Here we can use {epiparameter} to load in offspring distributions for multiple diseases and evaluate how likely they are to cause epidemics.
Code
sars <- epidist_db(
disease = "SARS",
epi_dist = "offspring distribution",
single_epidist = TRUE
)
#> Using Lloyd-Smith J, Schreiber S, Kopp P, Getz W (2005). "Superspreading and
#> the effect of individual variation on disease emergence." _Nature_.
#> doi:10.1038/nature04153 <https://doi.org/10.1038/nature04153>..
#> To retrieve the short citation use the 'get_citation' function
evd <- epidist_db(
disease = "Ebola Virus Disease",
epi_dist = "offspring distribution",
single_epidist = TRUE
)
#> Using Lloyd-Smith J, Schreiber S, Kopp P, Getz W (2005). "Superspreading and
#> the effect of individual variation on disease emergence." _Nature_.
#> doi:10.1038/nature04153 <https://doi.org/10.1038/nature04153>..
#> To retrieve the short citation use the 'get_citation' functionThe parameters of each distribution can be extracted:
Code
sars_params <- get_parameters(sars)
sars_params
#> mean dispersion
#> 1.63 0.16
evd_params <- get_parameters(evd)
evd_params
#> mean dispersion
#> 1.5 5.1Code
family(sars)
#> [1] "nbinom"
probability_epidemic(
R = sars_params[["mean"]],
k = sars_params[["dispersion"]],
num_init_infect = 1
)
#> [1] 0.1198705
family(evd)
#> [1] "nbinom"
probability_epidemic(
R = evd_params[["mean"]],
k = evd_params[["dispersion"]],
num_init_infect = 1
)
#> [1] 0.5092324In the above example we assume the initial pool of infectors is one (num_init_infect = 1)

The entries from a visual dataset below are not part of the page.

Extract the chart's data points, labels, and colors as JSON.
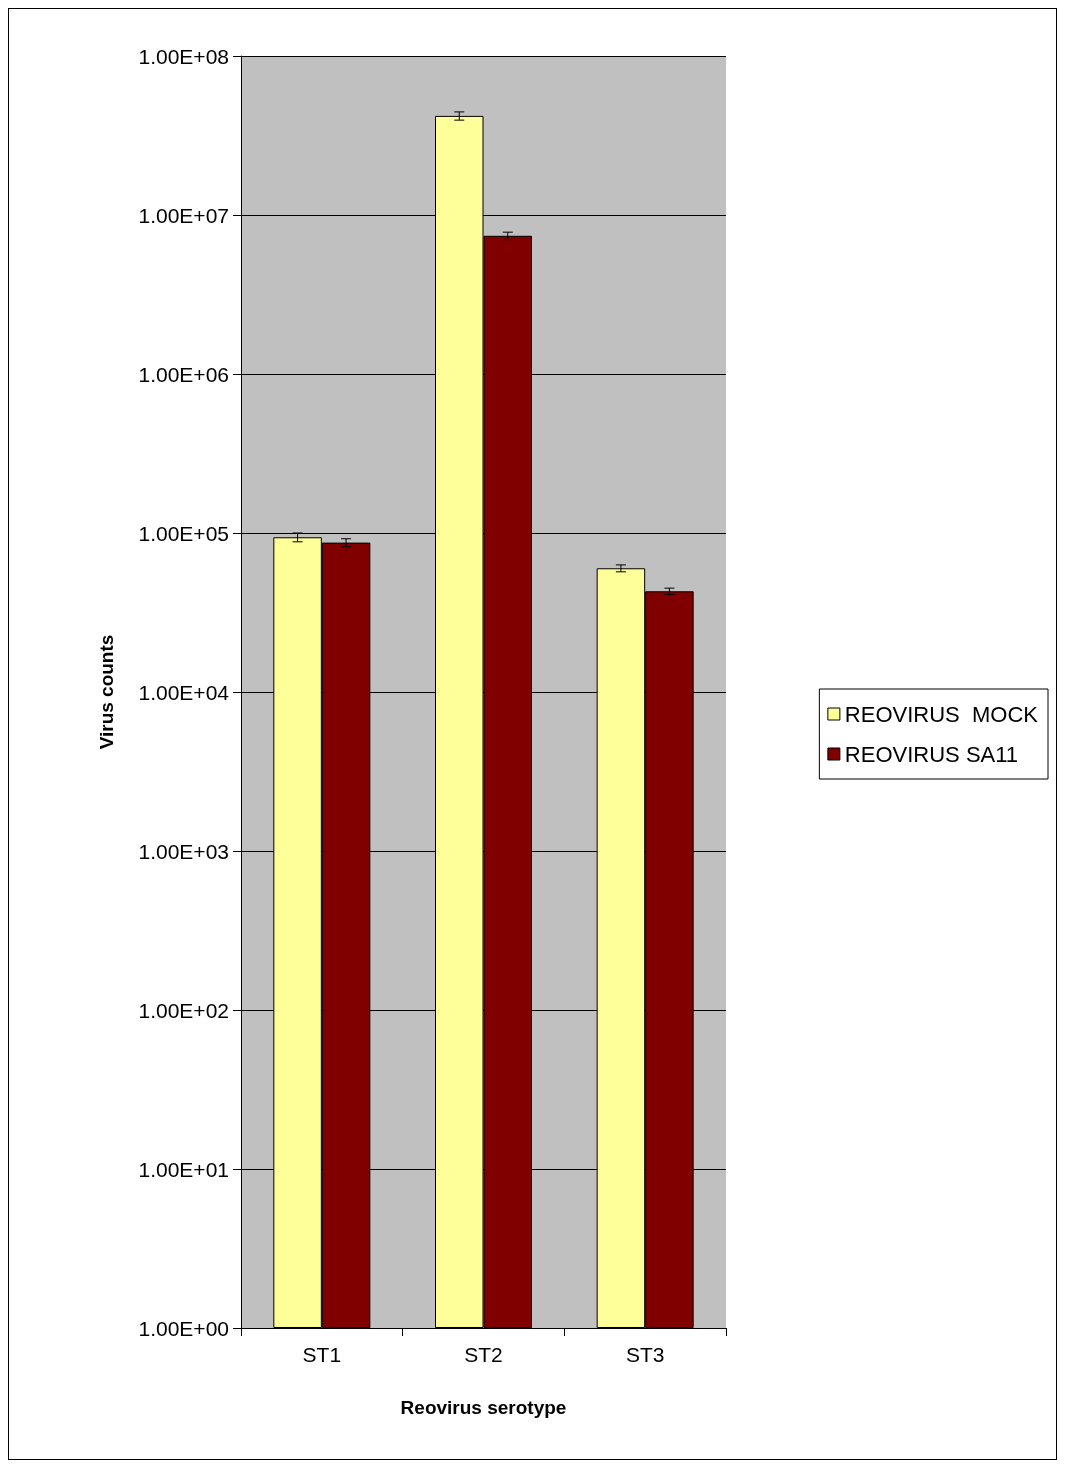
{
  "chart_data": {
    "type": "bar",
    "xlabel": "Reovirus serotype",
    "ylabel": "Virus counts",
    "categories": [
      "ST1",
      "ST2",
      "ST3"
    ],
    "series": [
      {
        "name": "REOVIRUS  MOCK",
        "color": "#ffff99",
        "values": [
          94000,
          42000000,
          60000
        ],
        "errors": [
          6000,
          2500000,
          3000
        ]
      },
      {
        "name": "REOVIRUS SA11",
        "color": "#800000",
        "values": [
          87000,
          7400000,
          43000
        ],
        "errors": [
          5000,
          400000,
          2000
        ]
      }
    ],
    "log": "y",
    "ylim": [
      1,
      100000000
    ],
    "yticks": [
      {
        "value": 1,
        "label": "1.00E+00"
      },
      {
        "value": 10,
        "label": "1.00E+01"
      },
      {
        "value": 100,
        "label": "1.00E+02"
      },
      {
        "value": 1000,
        "label": "1.00E+03"
      },
      {
        "value": 10000,
        "label": "1.00E+04"
      },
      {
        "value": 100000,
        "label": "1.00E+05"
      },
      {
        "value": 1000000,
        "label": "1.00E+06"
      },
      {
        "value": 10000000,
        "label": "1.00E+07"
      },
      {
        "value": 100000000,
        "label": "1.00E+08"
      }
    ],
    "grid": "y",
    "legend": "right"
  }
}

but this can easily be adjusted in the case there is evidence for a larger initial
seeding of infections, whether from animal-to-human spillover or imported cases from outside the area of interest.
We can see that the probability of an epidemic given the estimates of Lloyd-Smith et al. (2005) is greater for Ebola than SARS. This is due to the offspring distribution of Ebola having a larger dispersion (dispersion \(k\) = 5.1), compared to SARS, which has a relatively small dispersion (\(k\) = 0.16).